What is the gap risk at the Sunday open?
The spot currency market is closed all weekend, but economic and political events keep happening. If a major decision lands on a Saturday or Sunday, or a crisis erupts, the price at the Sunday open can start from a level clearly distant from the Friday close. We call this difference a price gap. It is dangerous above all for protective orders: if you leave a position with a stop loss and the market opens on the other side of that order, your broker fills it only at the open, at a price far worse than intended. The classic example is Brexit in June 2016, when the British pound opened the week several hundred pips below its Friday close. Hence the rule of caution toward positions held over the weekend.

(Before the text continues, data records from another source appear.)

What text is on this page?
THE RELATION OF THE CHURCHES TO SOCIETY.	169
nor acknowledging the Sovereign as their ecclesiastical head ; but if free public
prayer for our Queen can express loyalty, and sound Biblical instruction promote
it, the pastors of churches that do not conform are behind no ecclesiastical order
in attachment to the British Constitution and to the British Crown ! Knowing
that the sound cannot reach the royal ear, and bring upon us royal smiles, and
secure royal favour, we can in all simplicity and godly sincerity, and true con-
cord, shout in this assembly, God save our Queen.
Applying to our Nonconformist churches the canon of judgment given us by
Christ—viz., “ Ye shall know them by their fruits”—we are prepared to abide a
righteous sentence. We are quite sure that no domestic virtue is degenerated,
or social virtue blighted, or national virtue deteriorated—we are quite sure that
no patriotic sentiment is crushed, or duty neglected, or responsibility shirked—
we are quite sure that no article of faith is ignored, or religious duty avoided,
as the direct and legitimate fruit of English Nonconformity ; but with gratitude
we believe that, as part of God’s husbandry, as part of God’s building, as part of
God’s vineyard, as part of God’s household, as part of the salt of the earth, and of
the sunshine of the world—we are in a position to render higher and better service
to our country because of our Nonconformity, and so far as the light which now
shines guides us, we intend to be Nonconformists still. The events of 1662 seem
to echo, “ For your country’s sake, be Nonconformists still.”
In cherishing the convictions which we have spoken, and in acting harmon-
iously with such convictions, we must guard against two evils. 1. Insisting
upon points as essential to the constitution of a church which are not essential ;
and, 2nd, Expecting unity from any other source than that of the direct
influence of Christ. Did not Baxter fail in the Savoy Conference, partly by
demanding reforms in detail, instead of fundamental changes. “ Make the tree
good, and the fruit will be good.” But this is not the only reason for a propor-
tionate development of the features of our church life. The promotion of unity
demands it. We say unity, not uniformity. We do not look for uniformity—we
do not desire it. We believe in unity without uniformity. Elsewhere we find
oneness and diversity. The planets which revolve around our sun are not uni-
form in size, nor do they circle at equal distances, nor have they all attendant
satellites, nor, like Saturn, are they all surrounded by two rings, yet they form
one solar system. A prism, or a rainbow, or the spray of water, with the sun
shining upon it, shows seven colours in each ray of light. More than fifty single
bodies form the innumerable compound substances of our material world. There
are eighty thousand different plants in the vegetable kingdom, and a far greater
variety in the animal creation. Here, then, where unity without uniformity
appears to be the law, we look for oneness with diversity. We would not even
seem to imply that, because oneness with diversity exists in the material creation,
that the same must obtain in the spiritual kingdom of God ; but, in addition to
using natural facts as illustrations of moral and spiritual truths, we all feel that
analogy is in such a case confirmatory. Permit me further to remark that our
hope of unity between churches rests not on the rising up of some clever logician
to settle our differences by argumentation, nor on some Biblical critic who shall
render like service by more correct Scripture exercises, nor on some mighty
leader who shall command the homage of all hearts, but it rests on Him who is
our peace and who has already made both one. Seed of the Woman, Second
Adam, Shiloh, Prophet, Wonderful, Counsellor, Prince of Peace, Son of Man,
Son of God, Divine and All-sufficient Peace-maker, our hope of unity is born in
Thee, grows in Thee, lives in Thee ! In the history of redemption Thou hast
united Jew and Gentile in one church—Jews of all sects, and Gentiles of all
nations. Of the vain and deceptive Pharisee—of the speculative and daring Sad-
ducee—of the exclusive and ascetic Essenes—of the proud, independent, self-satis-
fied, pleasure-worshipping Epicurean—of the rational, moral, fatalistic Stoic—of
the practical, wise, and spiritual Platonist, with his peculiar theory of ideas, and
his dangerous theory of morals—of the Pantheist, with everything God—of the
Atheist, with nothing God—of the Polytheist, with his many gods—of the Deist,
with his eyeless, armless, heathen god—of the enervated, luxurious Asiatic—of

Which pairs are most active during Sydney hours?
The most happens on pairs with regional currencies, that is the Australian and New Zealand dollars. In practice these are above all AUD/USD and NZD/USD, and during the overlap with Tokyo, AUD/JPY joins them. These instruments have the tightest spread and the most sensible moves in this session, because they are traded by participants for whom it is a local working day. Typically European pairs such as EUR/USD, GBP/USD, or USD/CHF are quiet during the Sydney session itself, and their spread tends to be disproportionately wide relative to the negligible movement. Trading them actively at this hour usually means paying high costs for a small chance of profit. If Asian trading interests you, watch the regional pairs rather than the majors.
How can I trade from Europe when the Sydney session falls at night?
For someone in Central Europe the key events of this session fall in the middle of the night: the Australian central bank decision usually on Tuesday around 05:30, and Chinese data often around 02:45 Central European time. But you do not have to sleep through them defenceless or stay up all night. A better approach is pending orders set before bed and alerts on your phone, so that you react deliberately rather than half-awake the moment you wake. For a swing-style trader that is entirely enough, because positions are held longer and do not require constant chart-watching. The Sydney session itself is rarely a good time for active trading from Europe — it is more a part of the day worth understanding so that you can control the risk of positions held over the weekend and overnight.